Proponents of this trick claim that flouring the bacon before baking “absorbs some of the excess fat, which helps the strips hold their shape” and that it “prevents the bacon from curling, resulting in a very crispy texture without sacrificing juiciness.”
It seemed fake to me – as a solution in search of a problem, especially since I have never had problems with bacon curling in the oven (but more on that later). It was unclear to me how coating the bacon with a fat-absorbing powder would help keep it crisp, as this would naturally cause the fat to hang off the surface of the meat instead of dripping off of it.
I opened a package of freshly bought bacon and compared four floured strips (cooked on top of parchment, as suggested in a review I read ) and four flourless strips (cooked on top of foil, as is my custom).
I put the bacon pan in a cold oven, then set the temperature to 400℉ and bake for about half an hour, just five minutes longer than it took the oven to reach the set temperature.
How much flour is too much flour?
Haters will say that I intentionally failed the test by adding too much flour to the bacon, but I just followed directions. According to TheKitchn review , I have to “believe in the power of flour” and “the more flour, the more crunchy juicy flavor”. Instead of spraying it in clumps, I dusted each strip with a fine mesh sieve, which resulted in a thinner and more even application.
It was too much flour, but any flour is probably too much flour. Even the lightly floured portions had a duller flavor and stickier texture than bare bacon. Nothing about this experience made me want to try it again with less flour, mostly because the flourless bacon was just about perfect.
The flourless bacon was crispier and just as flat.
The piece of bacon I am holding in my hand in the photo above has not been floured. Yet it lay as flat as floured bacon. It was also crispier. The floured bacon didn’t break as easily, but was covered in a sticky, dull layer of flour and bacon grease, turning into a paste in places.
The flour also dulled the taste. The flourless bacon was noticeably saltier, meatier, and smokier, which makes sense because it didn’t have a layer of tasteless flour to soak up the fat and form a muted paste.
How to make flat crispy bacon without flour
The secret to flat bacon isn’t fat retention or absorption, it’s temperature. Whether you’re cooking bacon in a skillet or in the oven , a cold start will ensure it cooks evenly and evenly. We’ve discussed this before, but just to recap:
Basically, when you toss striped bacon into a very hot environment, it seizes, curls, and cooks before the fat has a chance to seep out. It means sticky, not crispy bacon.

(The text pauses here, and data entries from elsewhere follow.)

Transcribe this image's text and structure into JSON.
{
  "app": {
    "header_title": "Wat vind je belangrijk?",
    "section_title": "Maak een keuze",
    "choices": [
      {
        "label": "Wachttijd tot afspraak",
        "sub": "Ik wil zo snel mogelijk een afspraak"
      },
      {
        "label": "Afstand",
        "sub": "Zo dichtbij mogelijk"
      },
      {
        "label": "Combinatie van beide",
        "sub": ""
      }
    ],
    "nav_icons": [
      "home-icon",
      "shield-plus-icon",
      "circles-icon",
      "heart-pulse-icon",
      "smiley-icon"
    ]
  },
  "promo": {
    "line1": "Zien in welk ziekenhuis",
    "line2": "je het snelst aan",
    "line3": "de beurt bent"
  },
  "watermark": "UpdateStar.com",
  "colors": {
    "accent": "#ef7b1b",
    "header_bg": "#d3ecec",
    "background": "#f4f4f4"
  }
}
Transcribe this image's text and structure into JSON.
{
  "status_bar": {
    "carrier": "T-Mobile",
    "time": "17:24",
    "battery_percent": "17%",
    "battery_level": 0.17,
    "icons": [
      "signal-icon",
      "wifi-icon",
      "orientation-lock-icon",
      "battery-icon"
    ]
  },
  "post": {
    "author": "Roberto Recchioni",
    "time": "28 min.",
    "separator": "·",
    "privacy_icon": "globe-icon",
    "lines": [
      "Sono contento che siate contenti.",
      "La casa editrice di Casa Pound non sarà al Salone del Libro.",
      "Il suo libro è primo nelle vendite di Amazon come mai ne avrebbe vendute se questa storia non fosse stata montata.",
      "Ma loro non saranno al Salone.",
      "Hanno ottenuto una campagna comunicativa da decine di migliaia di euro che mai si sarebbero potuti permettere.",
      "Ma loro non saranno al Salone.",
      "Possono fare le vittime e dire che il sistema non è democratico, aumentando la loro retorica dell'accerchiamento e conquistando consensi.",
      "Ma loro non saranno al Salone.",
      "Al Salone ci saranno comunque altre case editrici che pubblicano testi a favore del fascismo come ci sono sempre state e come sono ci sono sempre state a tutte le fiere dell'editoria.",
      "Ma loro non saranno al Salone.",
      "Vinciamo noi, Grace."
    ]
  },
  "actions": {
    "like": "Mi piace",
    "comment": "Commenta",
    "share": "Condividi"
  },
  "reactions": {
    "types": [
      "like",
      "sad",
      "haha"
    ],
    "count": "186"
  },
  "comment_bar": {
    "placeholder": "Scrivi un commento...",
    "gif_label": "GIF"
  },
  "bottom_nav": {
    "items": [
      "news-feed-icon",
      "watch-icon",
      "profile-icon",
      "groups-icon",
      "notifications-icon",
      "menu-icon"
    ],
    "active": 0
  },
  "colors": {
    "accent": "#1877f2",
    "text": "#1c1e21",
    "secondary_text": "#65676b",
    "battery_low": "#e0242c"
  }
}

Fat needs time to render, and bacon has a lot of fat. When you heat the bacon slowly, it will churn gently without any stickiness, and it’s the sticking caused by sudden temperature changes that causes the bacon to curl.
All you have to do to bake a large skillet with flat, crispy bacon is place it on a flat surface (like a regular baking sheet) and put it in a cold oven. Set the oven temperature to 400℉ and let the bacon warm up slightly as the oven temperature rises. Even if you start cooking bacon in a preheated oven, it will still bake fairly flat without curling too much unless you preheat the pan. (Air is not a very efficient conductor of heat, but metal is.) The fat will slowly render, leaving behind flat, crisp strips of bacon, all with no tricks (and no flour, of course).